Booing Bucks’ Grayson Allen has backfired, and now Bulls are on the brink

The Bulls seemed to have the defending champs on the ropes after the first two games, but things have drastically changed. In a series that has been separated by role players, Allen has been the face of Milwaukee’s dominance in that department ... boos and all.

SHARE Booing Bucks’ Grayson Allen has backfired, and now Bulls are on the brink
Grayson Allen of the Milwaukee Bucks is defended by Zach LaVine of the Bulls during of Game 3 of the teams’ playoff series.

The Bucks’ Grayson Allen doesn’t mind the hate he gets from Bulls fans.

Stacy Revere/Getty Images

It should warm the hearts of the Bulls and their fans to hear about Grayson Allen’s tough week.

The Bucks reserve guard was booed unmercifully in Games 3 and 4 at the United Center. And it didn’t stop there.

“Walking on the bus? ‘Boooo.’ In the hotel? ‘Boooo.’ About to watch film? ‘Boooo,’ ’’ Allen said of his plight.

Then he started laughing. If only his teammates would leave him alone.

The worst news for the Bulls is they’re down 3-1 and headed for a possible elimination Wednesday in Game 5, but that was only 1A. 1B was Allen’s emergence and how the Bucks took the booing and hatred thrown his way after he arrived in Chicago and turned it into fuel against the Bulls and their fans.

Bucks players see Allen walk into practice, and they boo him. When they see him in the hotel? More boos.

“[My teammates] have so much fun doing it,’’ Allen said. “I think it’s funny. I think it’s honestly hilarious.

‘‘They’ve kind of turned it into a fun thing. It makes hearing it out there in the game a lot easier, too, because they think it’s so funny.’’

So much for Allen’s tough week.

And the former Duke guard had plenty of fun on the court, too, playing some of the best basketball of his career.

Allen’s 22 points in Game 3 were a playoff career high, which he surpassed in Game 4 with 27, including going 6-for-7 from three-point range.

“I was in the right spots a lot,’’ Allen said. “Knocked down a couple of shots early and got in a rhythm.’’

He has done much more than that. Allen has completely changed the momentum of the series.

Since becoming public enemy No. 1 in Chicago in January, it has been quite a roller-coaster ride for Allen. His one-game suspension for the flagrant-2 foul that fractured Alex Caruso’s right wrist was the low, but these last two games have been the high.

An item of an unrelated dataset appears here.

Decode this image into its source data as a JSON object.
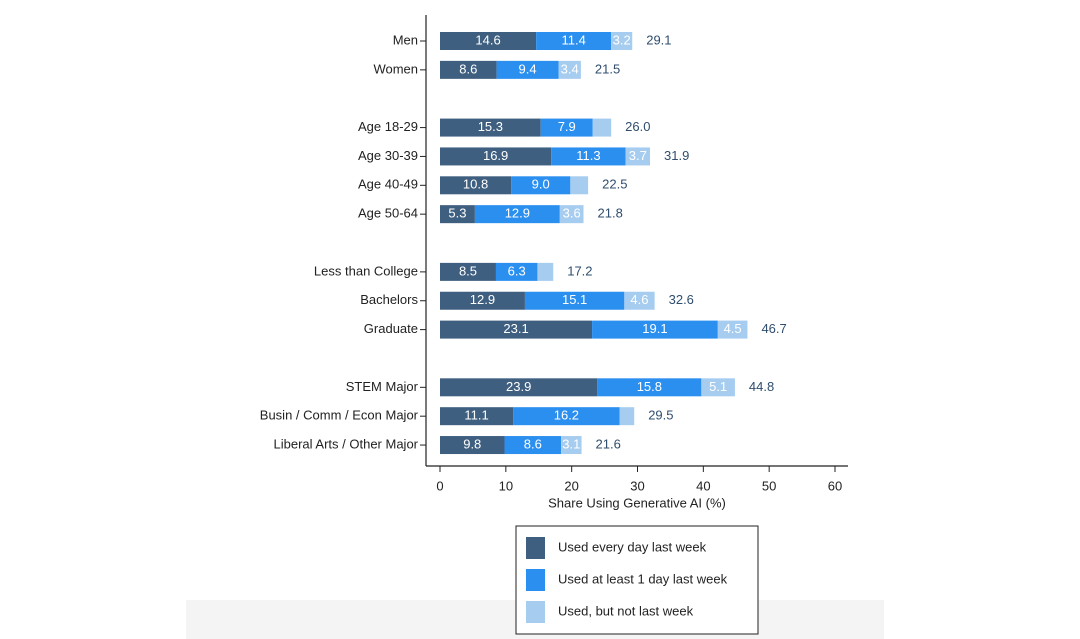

After the first two games of the series, the sixth-seeded Bulls actually had the defending champs on the ropes, surviving Milwaukee with a split and heading to Chicago with the Bucks down All-Star Khris Middleton (sprained medial collateral ligament).

The feeling was that an even bigger burden would fall on all-world forward Giannis Antetokounmpo. Instead, the role players, led by Allen, have stepped up in back-to-back Bucks blowouts.

After some incidents in college, too, it’s easy to assume that Allen likes playing the villain, but that’s not the reality.

“I would still say that it’s not naturally comfortable for me, but I am to the point right now where anytime I go out and play basketball, I just remind myself to have fun with it, so I am having fun with it,’’ Allen said. “It’s not something I feed off of. Like I’m not going out searching for it like, ‘Oh, I love this.’ ’’

Leave that to his teammates.

“He’s played amazing,’’ Antetokounmpo said.

“Maybe we’ve got to boo him even more. Maybe Milwaukee fans have got to boo him . . . no, we’re not going to do that.’’

It definitely wouldn’t hurt.

Note: Bulls coach Billy Donovan said Alex Caruso remained in the concussion protocol after going through further testing Monday and was day-to-day for Game 5.